Paste’s command system is well documented, but it can take quite a bit of poking around to find out how to get SQLAlchemy, and TurboGears configured so that code that looks in tg.config gets the right values, and SQLAlchemy has access to your models.

This extension (tgext.command) is an attempt to make it easier to create new TG command-line commands.

$ easy_install tgext.command

To use the extension, you will create a BaseCommand class like this that will be shared by all of your command-line scripts.

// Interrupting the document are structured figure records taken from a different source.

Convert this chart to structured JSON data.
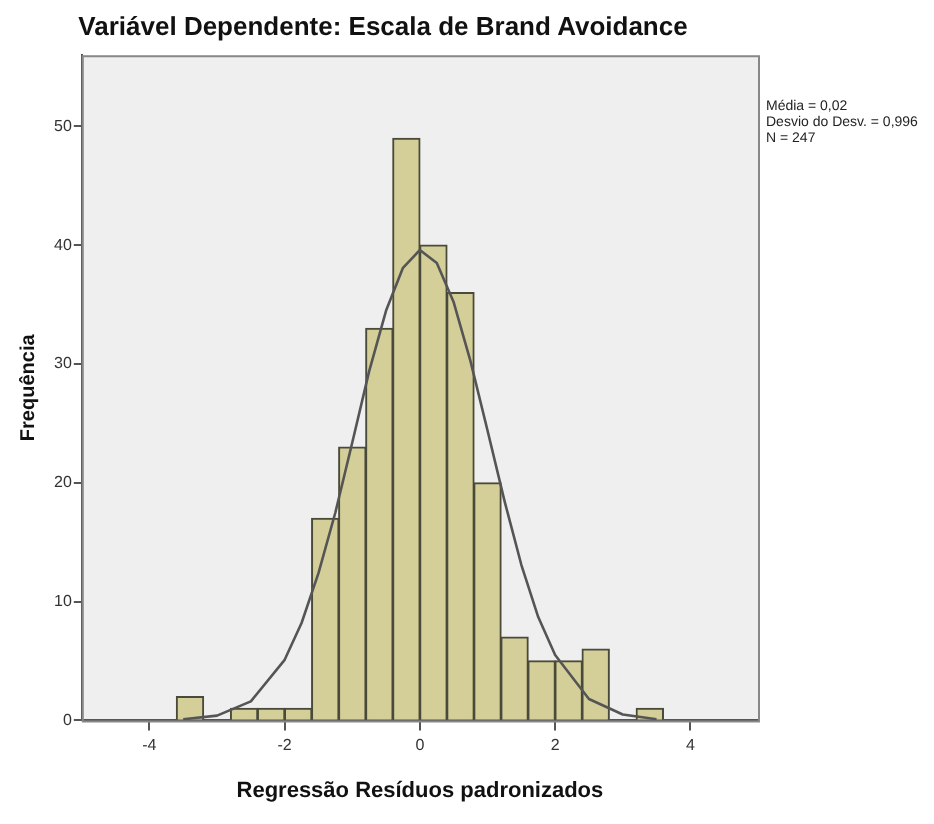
{
  "chart_data": {
    "type": "histogram",
    "title": "Variável Dependente: Escala de Brand Avoidance",
    "xlabel": "Regressão Resíduos padronizados",
    "ylabel": "Frequência",
    "bins": [
      -3.6,
      -3.2,
      -2.8,
      -2.4,
      -2.0,
      -1.6,
      -1.2,
      -0.8,
      -0.4,
      0,
      0.4,
      0.8,
      1.2,
      1.6,
      2.0,
      2.4,
      2.8,
      3.2,
      3.6
    ],
    "values": [
      2,
      0,
      1,
      1,
      1,
      17,
      23,
      33,
      49,
      40,
      36,
      20,
      7,
      5,
      5,
      6,
      0,
      1
    ],
    "color": "#d4cf99",
    "series": [
      {
        "type": "line",
        "color": "#555555",
        "x": [
          -3.5,
          -3,
          -2.5,
          -2,
          -1.75,
          -1.5,
          -1.25,
          -1,
          -0.75,
          -0.5,
          -0.25,
          0,
          0.25,
          0.5,
          0.75,
          1,
          1.25,
          1.5,
          1.75,
          2,
          2.5,
          3,
          3.5
        ],
        "values": [
          0.1,
          0.4,
          1.6,
          5.1,
          8.2,
          12.4,
          17.5,
          23.4,
          29.4,
          34.5,
          38.1,
          39.6,
          38.5,
          35.2,
          30.2,
          24.4,
          18.5,
          13.1,
          8.7,
          5.5,
          1.8,
          0.5,
          0.1
        ]
      }
    ],
    "xlim": [
      -5,
      5
    ],
    "xticks": [
      -4,
      -2,
      0,
      2,
      4
    ],
    "ylim": [
      0,
      56
    ],
    "yticks": [
      0,
      10,
      20,
      30,
      40,
      50
    ],
    "grid": false,
    "legend": false,
    "marker": "none",
    "line_style": "solid",
    "annotations": [
      "Média = 0,02",
      "Desvio do Desv. = 0,996",
      "N = 247"
    ]
  }
}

from tgext.command import tgcommand
class BaseCommand( tgcommand.TGCommand ):
    def import_model( self ):
        from example import model
        return model

This command-class would then serve as the base command for each of your “real” commands. For example, a command that iterates through all users showing their user_name property:

class Hello(BaseCommand):
    def db_command( self, engine ):
        from example.model import User,Group, DBSession
        for user in DBSession.query( User ):
            print 'User',user.user_name

As with regular Paste commands you have to register your TGCommands in your application’s setup.py (in the setup() call), like so:

entry_points="""
[paste.paster_command]
hellocommand = example.commands.hello:Hello
"""

You will need to re-run setup.py develop to get the command to be available). Note that a simple approach which does not support PID-file exclusion, paster registration/command-line-parsing and the like is documented in Command Line Scripts.